1959 United States Grand Prix, Sebring
Only seven of the 19 drivers who started the 1959 title-decider at Sebring finished the race. Bob Said, who qualified 13th, was eliminated in an accident on the first lap of his home event. Said had previously won the non-championship 1953 Grand Prix of Rouen.
Bob passed away in 2002 aged 69, but son Boris now races in NASCAR.
1960 Italian Grand Prix, Monza
Londoner Owen entered his own Cooper-Climax in the Italian Grand Prix in 1960. Having qualified 11th of 16 he retired with suspension failure on the first lap. Owen went on to win the British Hill Climb Championship in 1962.
1961 British Grand Prix, Aintree
There was a big grid for the 1961 British Grand Prix and Natili, 28th, wasn’t even on the back row. Natili had previously entered the non-championship Syracuse and Naples Grands Prix. At Aintree he got no further than the first lap when his gearbox broke, and although he did make one return to F1, he failed to qualify, at Monza.
1973 British Grand Prix, Silverstone
McRae was from Auckland, New Zealand, and not related to the Jimmy/Colin/Alastair rallying dynasty.

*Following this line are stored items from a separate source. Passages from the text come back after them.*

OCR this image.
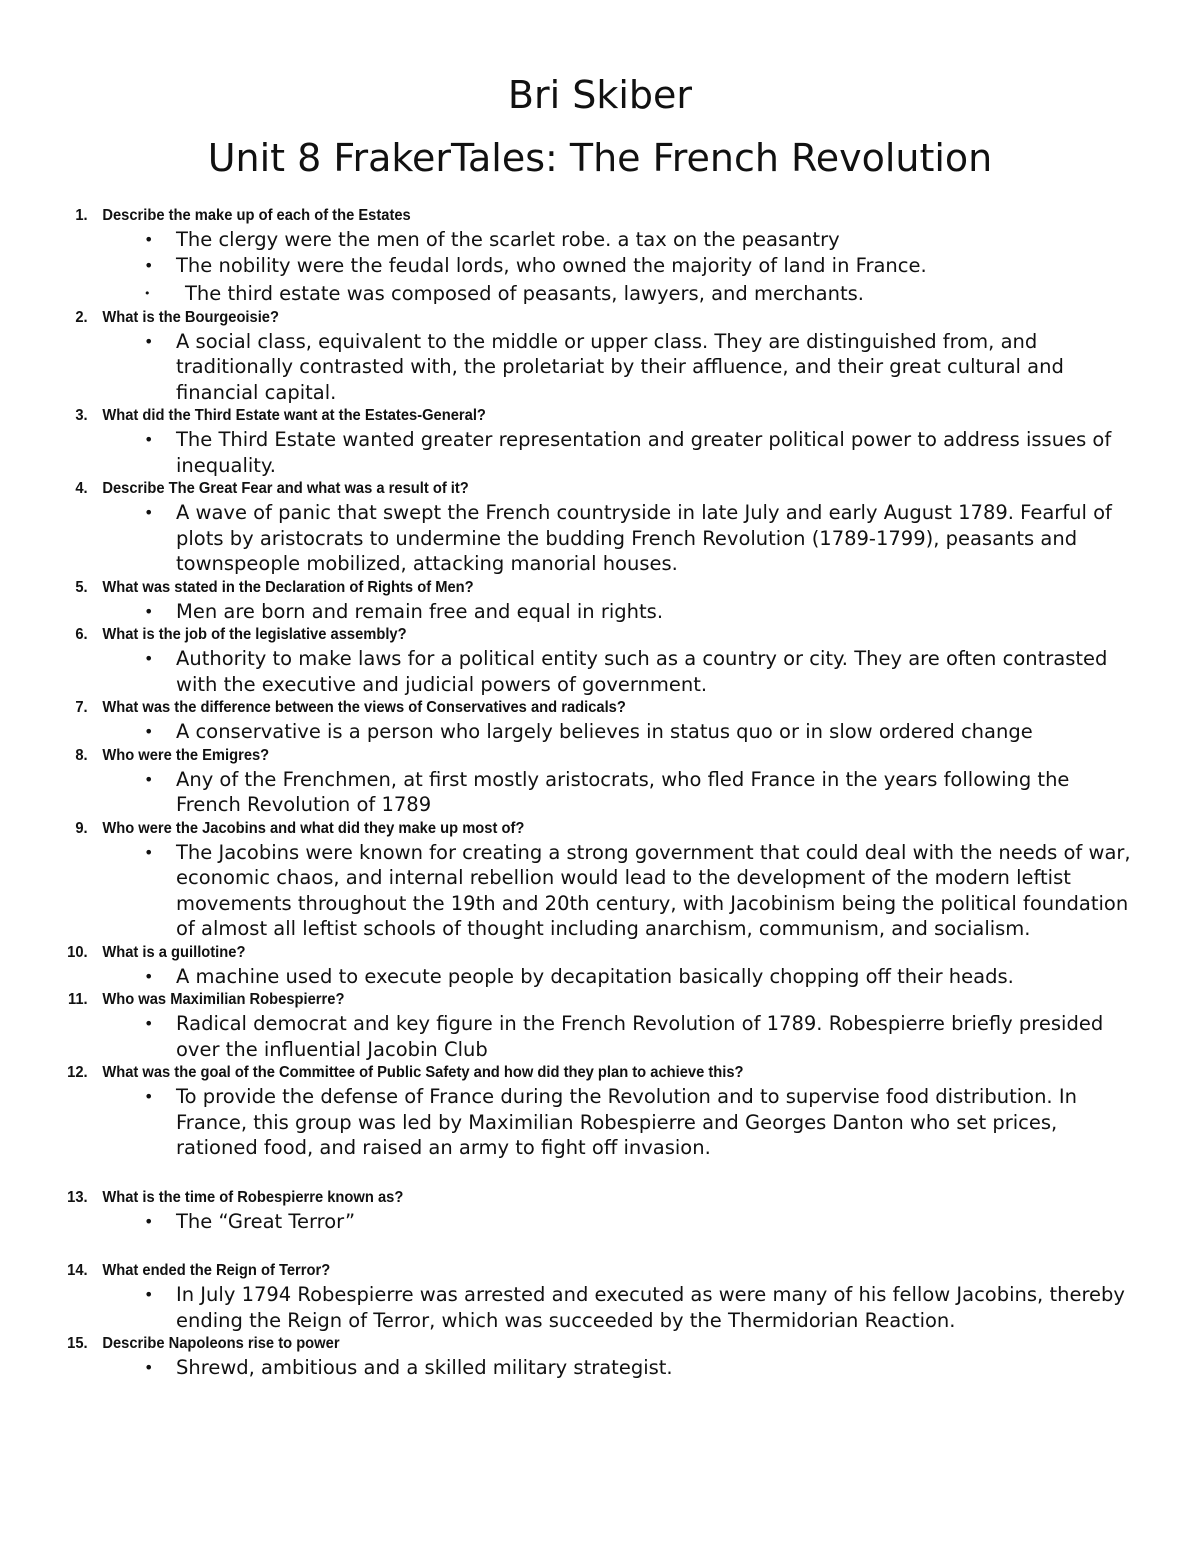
Bri Skiber
Unit 8 FrakerTales: The French Revolution
1. Describe the make up of each of the Estates
• The clergy were the men of the scarlet robe. a tax on the peasantry
• The nobility were the feudal lords, who owned the majority of land in France.
• The third estate was composed of peasants, lawyers, and merchants.
2. What is the Bourgeoisie?
• A social class, equivalent to the middle or upper class. They are distinguished from, and traditionally contrasted with, the proletariat by their affluence, and their great cultural and financial capital.
3. What did the Third Estate want at the Estates-General?
• The Third Estate wanted greater representation and greater political power to address issues of inequality.
4. Describe The Great Fear and what was a result of it?
• A wave of panic that swept the French countryside in late July and early August 1789. Fearful of plots by aristocrats to undermine the budding French Revolution (1789-1799), peasants and townspeople mobilized, attacking manorial houses.
5. What was stated in the Declaration of Rights of Men?
• Men are born and remain free and equal in rights.
6. What is the job of the legislative assembly?
• Authority to make laws for a political entity such as a country or city. They are often contrasted with the executive and judicial powers of government.
7. What was the difference between the views of Conservatives and radicals?
• A conservative is a person who largely believes in status quo or in slow ordered change
8. Who were the Emigres?
• Any of the Frenchmen, at first mostly aristocrats, who fled France in the years following the French Revolution of 1789
9. Who were the Jacobins and what did they make up most of?
• The Jacobins were known for creating a strong government that could deal with the needs of war, economic chaos, and internal rebellion would lead to the development of the modern leftist movements throughout the 19th and 20th century, with Jacobinism being the political foundation of almost all leftist schools of thought including anarchism, communism, and socialism.
10. What is a guillotine?
• A machine used to execute people by decapitation basically chopping off their heads.
11. Who was Maximilian Robespierre?
• Radical democrat and key figure in the French Revolution of 1789. Robespierre briefly presided over the influential Jacobin Club
12. What was the goal of the Committee of Public Safety and how did they plan to achieve this?
• To provide the defense of France during the Revolution and to supervise food distribution. In France, this group was led by Maximilian Robespierre and Georges Danton who set prices, rationed food, and raised an army to fight off invasion.
13. What is the time of Robespierre known as?
• The “Great Terror”
14. What ended the Reign of Terror?
• In July 1794 Robespierre was arrested and executed as were many of his fellow Jacobins, thereby ending the Reign of Terror, which was succeeded by the Thermidorian Reaction.
15. Describe Napoleons rise to power
• Shrewd, ambitious and a skilled military strategist.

His only race came in the British Grand Prix in 1973, which was famous for a huge crash at the end of lap one which eliminated several cars. McRae didn’t even make it to the crash however – his Iso-Marlboro’s throttle failing on the first tour.

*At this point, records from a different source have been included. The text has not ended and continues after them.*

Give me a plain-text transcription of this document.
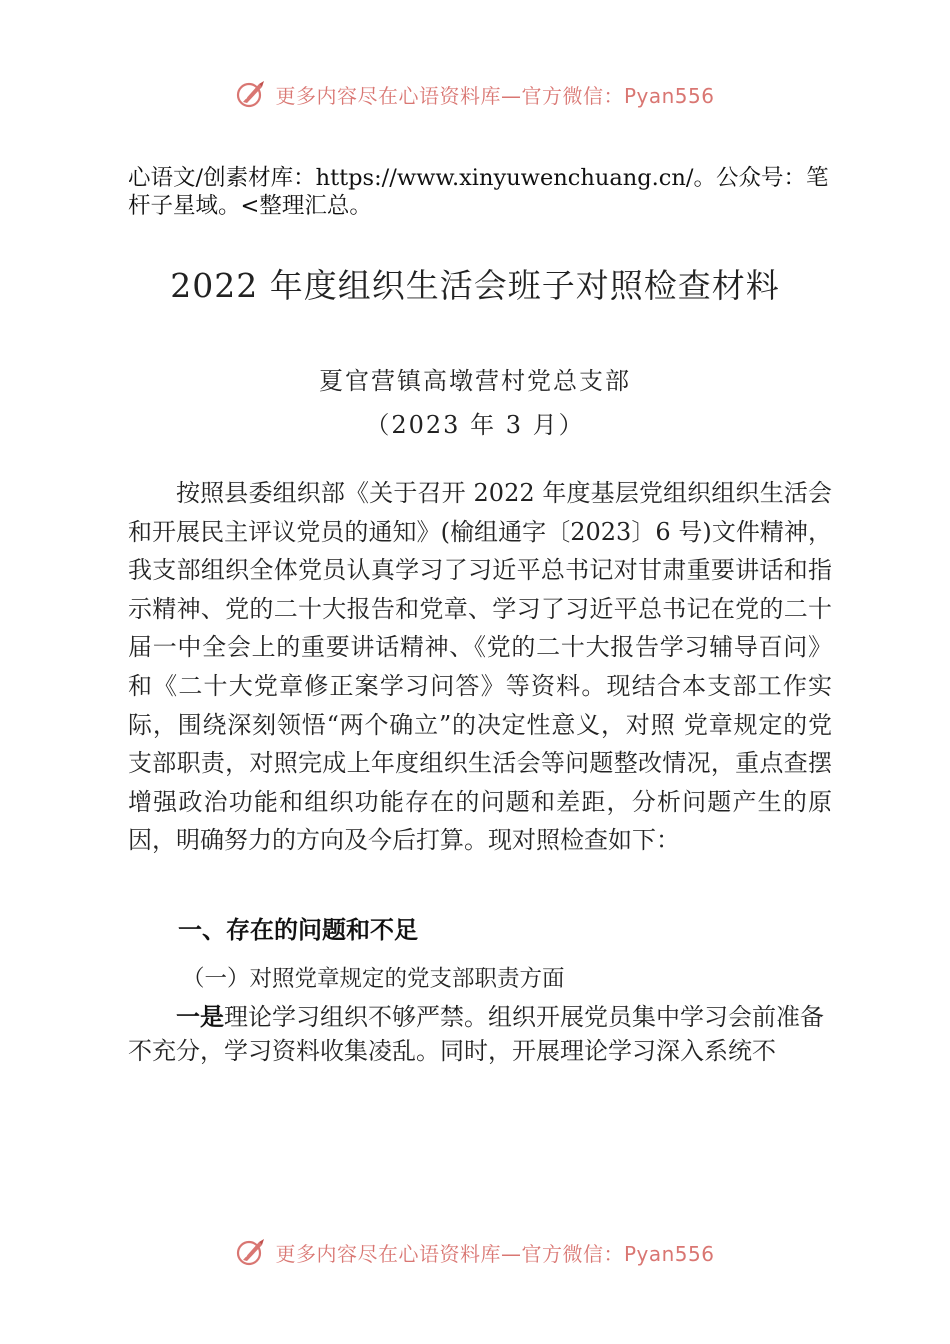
更多内容尽在心语资料库—官方微信：Pyan556
心语文/创素材库：https://www.xinyuwenchuang.cn/。公众号：笔杆子星域。<整理汇总。
2022 年度组织生活会班子对照检查材料
夏官营镇高墩营村党总支部
（2023 年 3 月）
按照县委组织部《关于召开 2022 年度基层党组织组织生活会和开展民主评议党员的通知》(榆组通字〔2023〕6 号)文件精神，我支部组织全体党员认真学习了习近平总书记对甘肃重要讲话和指示精神、党的二十大报告和党章、学习了习近平总书记在党的二十届一中全会上的重要讲话精神、《党的二十大报告学习辅导百问》和《二十大党章修正案学习问答》等资料。现结合本支部工作实际，围绕深刻领悟“两个确立”的决定性意义，对照 党章规定的党支部职责，对照完成上年度组织生活会等问题整改情况，重点查摆增强政治功能和组织功能存在的问题和差距，分析问题产生的原因，明确努力的方向及今后打算。现对照检查如下：
一、存在的问题和不足
（一）对照党章规定的党支部职责方面
一是理论学习组织不够严禁。组织开展党员集中学习会前准备不充分，学习资料收集凌乱。同时，开展理论学习深入系统不
更多内容尽在心语资料库—官方微信：Pyan556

McRae went on to enjoy success elsewhere, winning the Tasman series three times and five Formula 5000 championships.
Miguel Angel Guerra
1981 San Marino Grand Prix, Imola
Guerra started the 1981 season for Osella but failed to qualify for the first three rounds at Long Beach, Jacarepagua and Buenos Aires. He made a breakthrough of sorts in the San Marino round at Imola however, taking 22nd on the grid. But he crashed on the first lap, breaking a wrist and ankle and was replaced by Osella mainstay Piercarlo Ghinzani. Guerra still races in the Argentine Touring Car Championship.
1993 Italian Grand Prix, Monza
Apicella was hotly tipped to become an F1 driver while in Formula 3000 but his career lost momentum and he spent five seasons in the feeder series. In a bid to get noticed by the F1 fraternity he switched to the Japanese F3000 series.

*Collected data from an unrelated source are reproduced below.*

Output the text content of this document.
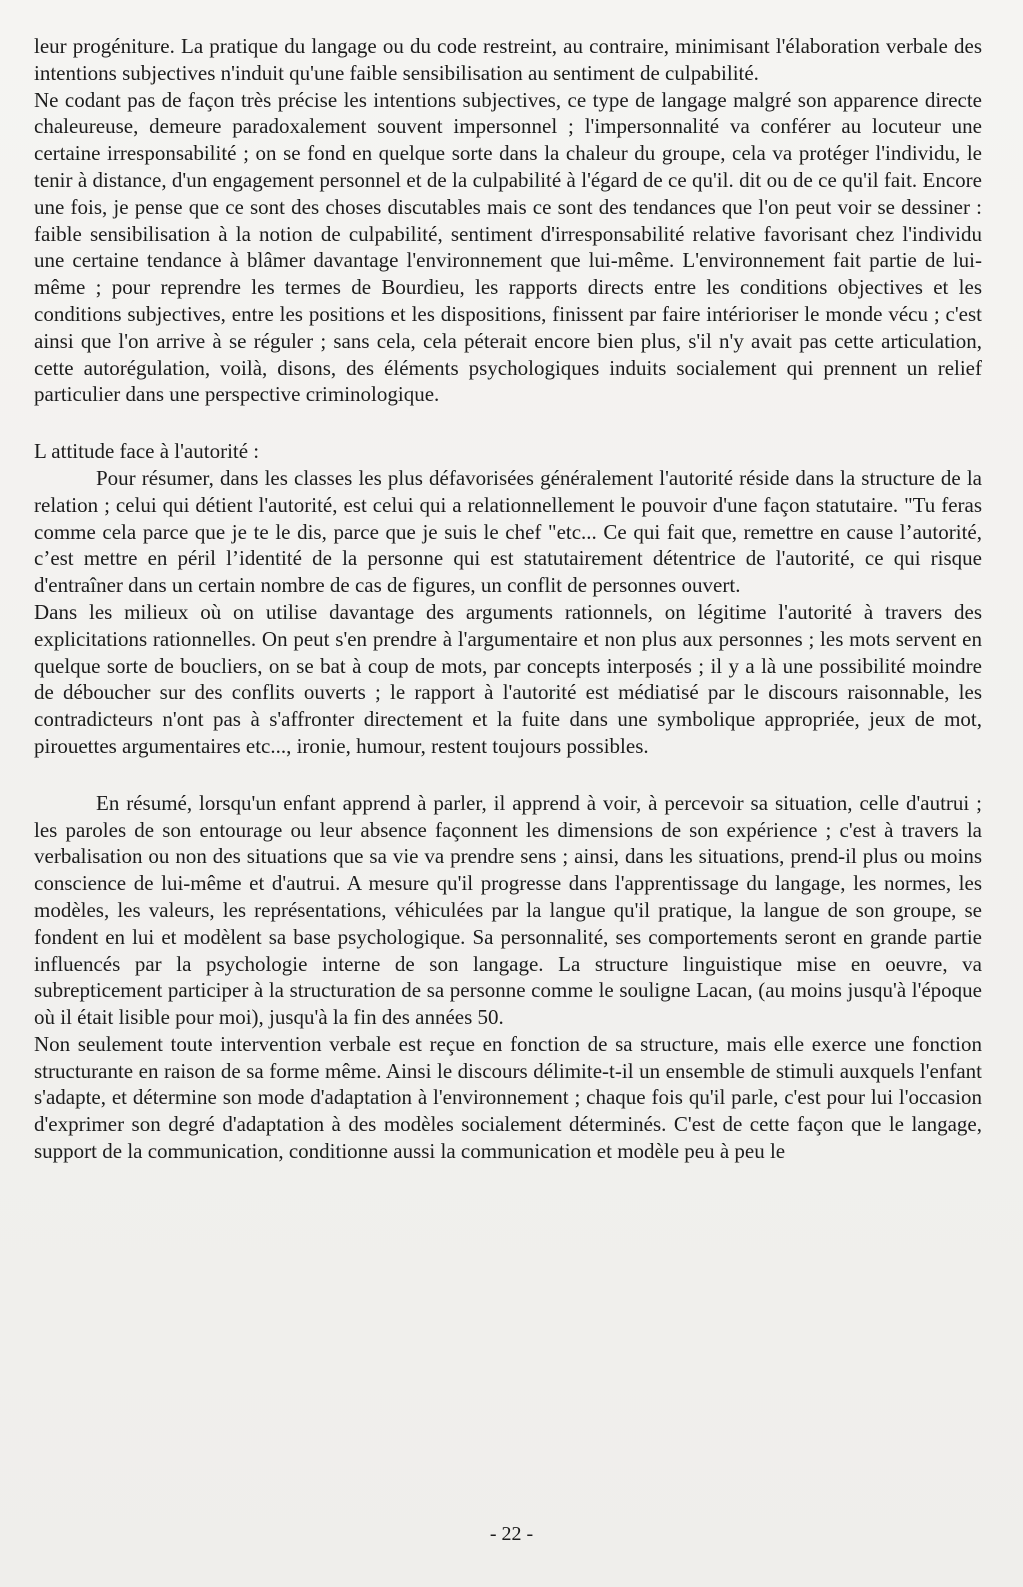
leur progéniture. La pratique du langage ou du code restreint, au contraire, minimisant l'élaboration verbale des intentions subjectives n'induit qu'une faible sensibilisation au sentiment de culpabilité.

Ne codant pas de façon très précise les intentions subjectives, ce type de langage malgré son apparence directe chaleureuse, demeure paradoxalement souvent impersonnel ; l'impersonnalité va conférer au locuteur une certaine irresponsabilité ; on se fond en quelque sorte dans la chaleur du groupe, cela va protéger l'individu, le tenir à distance, d'un engagement personnel et de la culpabilité à l'égard de ce qu'il. dit ou de ce qu'il fait. Encore une fois, je pense que ce sont des choses discutables mais ce sont des tendances que l'on peut voir se dessiner : faible sensibilisation à la notion de culpabilité, sentiment d'irresponsabilité relative favorisant chez l'individu une certaine tendance à blâmer davantage l'environnement que lui-même. L'environnement fait partie de lui-même ; pour reprendre les termes de Bourdieu, les rapports directs entre les conditions objectives et les conditions subjectives, entre les positions et les dispositions, finissent par faire intérioriser le monde vécu ; c'est ainsi que l'on arrive à se réguler ; sans cela, cela péterait encore bien plus, s'il n'y avait pas cette articulation, cette autorégulation, voilà, disons, des éléments psychologiques induits socialement qui prennent un relief particulier dans une perspective criminologique.

L attitude face à l'autorité :

Pour résumer, dans les classes les plus défavorisées généralement l'autorité réside dans la structure de la relation ; celui qui détient l'autorité, est celui qui a relationnellement le pouvoir d'une façon statutaire. "Tu feras comme cela parce que je te le dis, parce que je suis le chef "etc... Ce qui fait que, remettre en cause l’autorité, c’est mettre en péril l’identité de la personne qui est statutairement détentrice de l'autorité, ce qui risque d'entraîner dans un certain nombre de cas de figures, un conflit de personnes ouvert.

Dans les milieux où on utilise davantage des arguments rationnels, on légitime l'autorité à travers des explicitations rationnelles. On peut s'en prendre à l'argumentaire et non plus aux personnes ; les mots servent en quelque sorte de boucliers, on se bat à coup de mots, par concepts interposés ; il y a là une possibilité moindre de déboucher sur des conflits ouverts ; le rapport à l'autorité est médiatisé par le discours raisonnable, les contradicteurs n'ont pas à s'affronter directement et la fuite dans une symbolique appropriée, jeux de mot, pirouettes argumentaires etc..., ironie, humour, restent toujours possibles.

En résumé, lorsqu'un enfant apprend à parler, il apprend à voir, à percevoir sa situation, celle d'autrui ; les paroles de son entourage ou leur absence façonnent les dimensions de son expérience ; c'est à travers la verbalisation ou non des situations que sa vie va prendre sens ; ainsi, dans les situations, prend-il plus ou moins conscience de lui-même et d'autrui. A mesure qu'il progresse dans l'apprentissage du langage, les normes, les modèles, les valeurs, les représentations, véhiculées par la langue qu'il pratique, la langue de son groupe, se fondent en lui et modèlent sa base psychologique. Sa personnalité, ses comportements seront en grande partie influencés par la psychologie interne de son langage. La structure linguistique mise en oeuvre, va subrepticement participer à la structuration de sa personne comme le souligne Lacan, (au moins jusqu'à l'époque où il était lisible pour moi), jusqu'à la fin des années 50.

Non seulement toute intervention verbale est reçue en fonction de sa structure, mais elle exerce une fonction structurante en raison de sa forme même. Ainsi le discours délimite-t-il un ensemble de stimuli auxquels l'enfant s'adapte, et détermine son mode d'adaptation à l'environnement ; chaque fois qu'il parle, c'est pour lui l'occasion d'exprimer son degré d'adaptation à des modèles socialement déterminés. C'est de cette façon que le langage, support de la communication, conditionne aussi la communication et modèle peu à peu le

- 22 -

However late in the 1993 season Eddie Jordan lost driver Thierry Boutsen to retirement and found himself needing a fill-in at short notice. Test driver Emanuele Naspetti hesitated, unsure if he had the funds to back up the switch, and Apicella pounced.
In testing at Monza Apicella impressed the team with his forthright assessment of the troublesome Jordan 193: “the wheelbase is too short.” He made an impression of team mate Rubens Barrichello too, who started paying rather more attention to his team mate’s lap times than he did when Boutsen was around.
But on race day Apicella was swiped by a rival at the first corner and was eliminated on the spot. At the next round Jordan turned up with Barrichello and Naspetti – the latter’s sponsors having paid up. They also brought a long-wheelbase car…
Apicella later tested the Dome F105 prototype Formula 1 car which never raced.